Só que ninguém, jamais, disse a eles que naquela hora tocavam “The ocean” do Led Zeppelin.



2
Estranho, mas acho que ninguém jamais prestou atenção aos modelos de marmitas existentes.
Algumas são redondas, outras esmaltadas e quadradas. Algumas ainda são de plástico, mas, esmagadoramente a maioria, são aquelas de alumínio, retangulares e de tampas adornadas com três losangos em relevo.

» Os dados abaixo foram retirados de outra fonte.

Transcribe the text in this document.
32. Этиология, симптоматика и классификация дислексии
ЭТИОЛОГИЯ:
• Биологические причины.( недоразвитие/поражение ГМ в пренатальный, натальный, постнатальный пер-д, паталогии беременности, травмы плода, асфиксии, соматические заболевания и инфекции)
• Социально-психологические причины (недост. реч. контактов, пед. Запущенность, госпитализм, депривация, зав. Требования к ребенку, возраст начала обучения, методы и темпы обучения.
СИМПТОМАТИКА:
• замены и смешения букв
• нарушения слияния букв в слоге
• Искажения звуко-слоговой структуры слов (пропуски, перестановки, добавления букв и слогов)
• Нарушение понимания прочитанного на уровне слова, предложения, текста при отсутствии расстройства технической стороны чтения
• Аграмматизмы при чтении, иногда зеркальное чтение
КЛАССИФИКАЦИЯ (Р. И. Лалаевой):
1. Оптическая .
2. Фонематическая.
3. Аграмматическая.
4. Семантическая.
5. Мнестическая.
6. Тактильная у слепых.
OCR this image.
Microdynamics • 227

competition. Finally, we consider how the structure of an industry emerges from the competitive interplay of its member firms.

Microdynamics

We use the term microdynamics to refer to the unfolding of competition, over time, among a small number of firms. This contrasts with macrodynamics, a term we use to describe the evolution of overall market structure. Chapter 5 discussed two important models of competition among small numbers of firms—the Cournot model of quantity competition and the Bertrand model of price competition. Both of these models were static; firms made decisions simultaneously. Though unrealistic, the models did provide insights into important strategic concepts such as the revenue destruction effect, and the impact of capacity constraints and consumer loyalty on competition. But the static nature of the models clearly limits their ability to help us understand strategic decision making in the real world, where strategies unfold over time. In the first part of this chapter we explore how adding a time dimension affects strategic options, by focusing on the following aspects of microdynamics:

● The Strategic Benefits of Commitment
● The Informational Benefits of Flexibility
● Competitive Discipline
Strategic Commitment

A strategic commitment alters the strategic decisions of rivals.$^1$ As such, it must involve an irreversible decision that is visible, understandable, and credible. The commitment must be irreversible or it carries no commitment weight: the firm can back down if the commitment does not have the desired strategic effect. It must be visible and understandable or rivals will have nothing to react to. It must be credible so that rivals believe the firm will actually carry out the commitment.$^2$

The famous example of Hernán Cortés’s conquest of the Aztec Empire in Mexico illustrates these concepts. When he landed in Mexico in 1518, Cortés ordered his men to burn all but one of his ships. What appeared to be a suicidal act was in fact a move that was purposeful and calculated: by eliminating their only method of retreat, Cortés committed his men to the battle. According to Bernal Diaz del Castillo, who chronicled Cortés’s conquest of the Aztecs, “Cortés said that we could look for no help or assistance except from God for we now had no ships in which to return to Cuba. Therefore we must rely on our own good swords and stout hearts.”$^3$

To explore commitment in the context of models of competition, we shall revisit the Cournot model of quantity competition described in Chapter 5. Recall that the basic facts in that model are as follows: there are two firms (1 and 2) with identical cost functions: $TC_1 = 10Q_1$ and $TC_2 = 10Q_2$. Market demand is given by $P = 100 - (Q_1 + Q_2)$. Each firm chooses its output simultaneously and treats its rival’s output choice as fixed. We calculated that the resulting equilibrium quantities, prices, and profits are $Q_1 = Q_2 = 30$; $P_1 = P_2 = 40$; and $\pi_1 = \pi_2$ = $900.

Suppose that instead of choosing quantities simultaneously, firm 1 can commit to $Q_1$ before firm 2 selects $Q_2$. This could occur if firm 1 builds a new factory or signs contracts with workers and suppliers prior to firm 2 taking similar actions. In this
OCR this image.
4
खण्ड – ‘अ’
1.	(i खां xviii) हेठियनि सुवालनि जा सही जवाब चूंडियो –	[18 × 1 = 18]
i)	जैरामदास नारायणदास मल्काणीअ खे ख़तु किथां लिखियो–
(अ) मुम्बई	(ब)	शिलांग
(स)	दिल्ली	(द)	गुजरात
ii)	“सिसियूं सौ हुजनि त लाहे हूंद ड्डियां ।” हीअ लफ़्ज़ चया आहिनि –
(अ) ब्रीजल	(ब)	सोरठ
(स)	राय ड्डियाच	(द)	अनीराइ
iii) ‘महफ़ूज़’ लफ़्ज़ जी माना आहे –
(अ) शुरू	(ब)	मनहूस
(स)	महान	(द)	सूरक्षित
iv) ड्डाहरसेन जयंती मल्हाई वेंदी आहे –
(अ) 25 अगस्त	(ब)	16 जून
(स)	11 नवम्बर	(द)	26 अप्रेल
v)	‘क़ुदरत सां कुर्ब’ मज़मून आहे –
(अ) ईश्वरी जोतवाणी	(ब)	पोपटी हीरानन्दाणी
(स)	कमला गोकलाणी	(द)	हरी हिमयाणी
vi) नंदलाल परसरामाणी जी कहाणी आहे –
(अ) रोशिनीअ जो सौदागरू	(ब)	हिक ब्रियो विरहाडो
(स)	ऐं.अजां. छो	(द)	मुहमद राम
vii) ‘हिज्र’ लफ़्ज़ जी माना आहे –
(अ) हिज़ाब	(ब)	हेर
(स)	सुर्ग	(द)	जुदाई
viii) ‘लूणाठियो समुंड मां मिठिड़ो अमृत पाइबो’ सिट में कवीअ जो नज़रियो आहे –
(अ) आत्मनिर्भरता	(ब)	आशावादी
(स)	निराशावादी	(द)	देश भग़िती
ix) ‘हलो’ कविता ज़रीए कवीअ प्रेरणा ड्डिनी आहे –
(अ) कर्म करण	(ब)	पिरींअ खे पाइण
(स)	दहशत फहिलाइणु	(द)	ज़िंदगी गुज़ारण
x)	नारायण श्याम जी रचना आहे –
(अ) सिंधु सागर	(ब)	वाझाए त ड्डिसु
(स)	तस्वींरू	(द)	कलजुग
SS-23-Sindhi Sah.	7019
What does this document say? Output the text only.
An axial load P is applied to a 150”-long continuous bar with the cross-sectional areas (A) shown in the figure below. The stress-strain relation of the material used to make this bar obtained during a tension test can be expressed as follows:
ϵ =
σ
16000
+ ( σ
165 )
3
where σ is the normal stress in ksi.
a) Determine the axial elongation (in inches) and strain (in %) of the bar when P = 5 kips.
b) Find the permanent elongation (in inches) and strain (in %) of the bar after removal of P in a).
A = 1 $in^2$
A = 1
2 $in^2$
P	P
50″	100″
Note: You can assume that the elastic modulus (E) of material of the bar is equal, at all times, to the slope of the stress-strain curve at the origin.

Do modelo mais comum e barato do mercado.
Quando o relógio marca meio dia e o sinal sonoro avisa a toda fabrica que chegou a hora do almoço, todos correm para lavar as mãos e pegar suas marmitas no enorme marmiteiro do refeitório.

O torneiro mecânico se atrasara ao desligar o rádio.
Ficou ouvindo uma canção que começava a tocar quando soou o sinal.
Era “The Ocean”, do Led Zeppelin.
Terminada a musica ele finalmente desliga o aparelho e se encaminha ao relógio para marcar seu cartão de ponto.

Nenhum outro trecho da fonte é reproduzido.